Depuis trois décennies, mon quotidien consiste à identifier les risques et les menaces d’origine malveillante, qu’elles visent les personnes, les infrastructures ou les systèmes.
Puis, je mets en œuvre les contre-mesures nécessaires pour tenter de les neutraliser — ou au minimum, de les atténuer.
Ce travail n’a rien de spectaculaire.
Il ne fait pas la une des journaux.
Mais il protège, discrètement, durablement.
Bien souvent, on me regarde comme un oiseau de mauvais augure, celui qui voit des failles là où les autres voient de la routine.
J’aimerais être ce professionnel « cool », qui parle de stratégie, de communication ou de marketing.
Mais je passe mes journées à analyser ce qui pourrait mal tourner… parfois sans que cela n’arrive jamais.
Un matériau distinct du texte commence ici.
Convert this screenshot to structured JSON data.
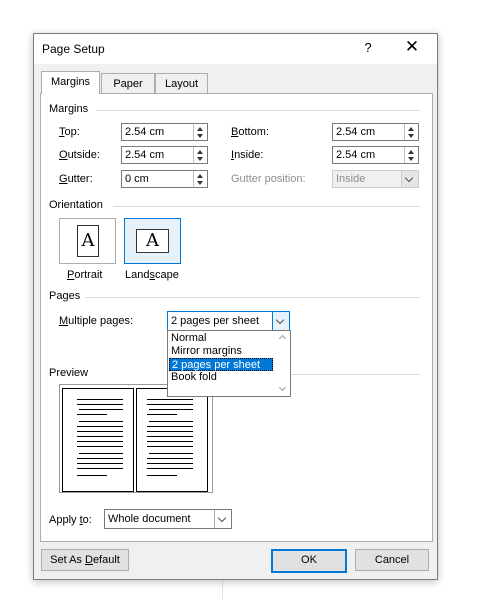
{
  "dialog": {
    "title": "Page Setup",
    "help": "?",
    "close": "✕"
  },
  "tabs": [
    {
      "label": "Margins",
      "active": true
    },
    {
      "label": "Paper",
      "active": false
    },
    {
      "label": "Layout",
      "active": false
    }
  ],
  "margins": {
    "section": "Margins",
    "top": {
      "label_u": "T",
      "label_rest": "op:",
      "value": "2.54 cm"
    },
    "bottom": {
      "label_u": "B",
      "label_rest": "ottom:",
      "value": "2.54 cm"
    },
    "outside": {
      "label_u": "O",
      "label_rest": "utside:",
      "value": "2.54 cm"
    },
    "inside": {
      "label_u": "I",
      "label_rest": "nside:",
      "value": "2.54 cm"
    },
    "gutter": {
      "label_u": "G",
      "label_rest": "utter:",
      "value": "0 cm"
    },
    "gutter_position": {
      "label": "Gutter position:",
      "value": "Inside",
      "disabled": true
    }
  },
  "orientation": {
    "section": "Orientation",
    "portrait": {
      "label_u": "P",
      "label_rest": "ortrait",
      "glyph": "A"
    },
    "landscape": {
      "label_pre": "Land",
      "label_u": "s",
      "label_rest": "cape",
      "glyph": "A",
      "selected": true
    }
  },
  "pages": {
    "section": "Pages",
    "multiple_label_u": "M",
    "multiple_label_rest": "ultiple pages:",
    "multiple_value": "2 pages per sheet",
    "options": [
      "Normal",
      "Mirror margins",
      "2 pages per sheet",
      "Book fold"
    ],
    "selected_option": "2 pages per sheet"
  },
  "preview": {
    "section": "Preview"
  },
  "apply": {
    "label_pre": "Apply ",
    "label_u": "t",
    "label_rest": "o:",
    "value": "Whole document"
  },
  "buttons": {
    "set_default_pre": "Set As ",
    "set_default_u": "D",
    "set_default_rest": "efault",
    "ok": "OK",
    "cancel": "Cancel"
  },
  "colors": {
    "accent": "#0078d7",
    "dialog_bg": "#f0f0f0",
    "disabled_text": "#8d8d8d"
  }
}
Jusqu’au jour où.
Ce « jusqu’au jour où » justifie à lui seul des années de rigueur, de scénarios, d’investissements.
La nature paradoxale de la gestion des risques est là :
Et lorsque les contre-mesures fonctionnent, empêchant la matérialisation d’un risque, on en vient à douter de leur pertinence.
« Pourquoi avoir dépensé autant pour quelque chose qui ne s’est pas produit ? »
Mais justement : c’est parce que cela ne s’est pas produit que l’on a bien fait notre travail.
La gestion des risques n’est pas une science exacte, mais ses conséquences, elles, sont bien réelles.
Quand une menace devient concrète, les dommages peuvent être irréparables, humains, économiques ou symboliques.
Et dans 100 % des cas :
Prévenir coûte infiniment moins que réparer.
Alors oui, je vais continuer à porter cette étiquette de paranoïaque encore quelque temps.
Peut-être qu’un jour je deviendrai ce professionnel plus consensuel — romancier, poète, journaliste… ou simple observateur.
Mais je ne cesserai jamais d’alerter, de douter, de penser à l’improbable.
Car dans ce métier, le doute n’est pas une faiblesse.
C’est une force.
Et rassurez-vous :
ce rôle ne m’empêche ni de vivre pleinement, ni de garder le sourire.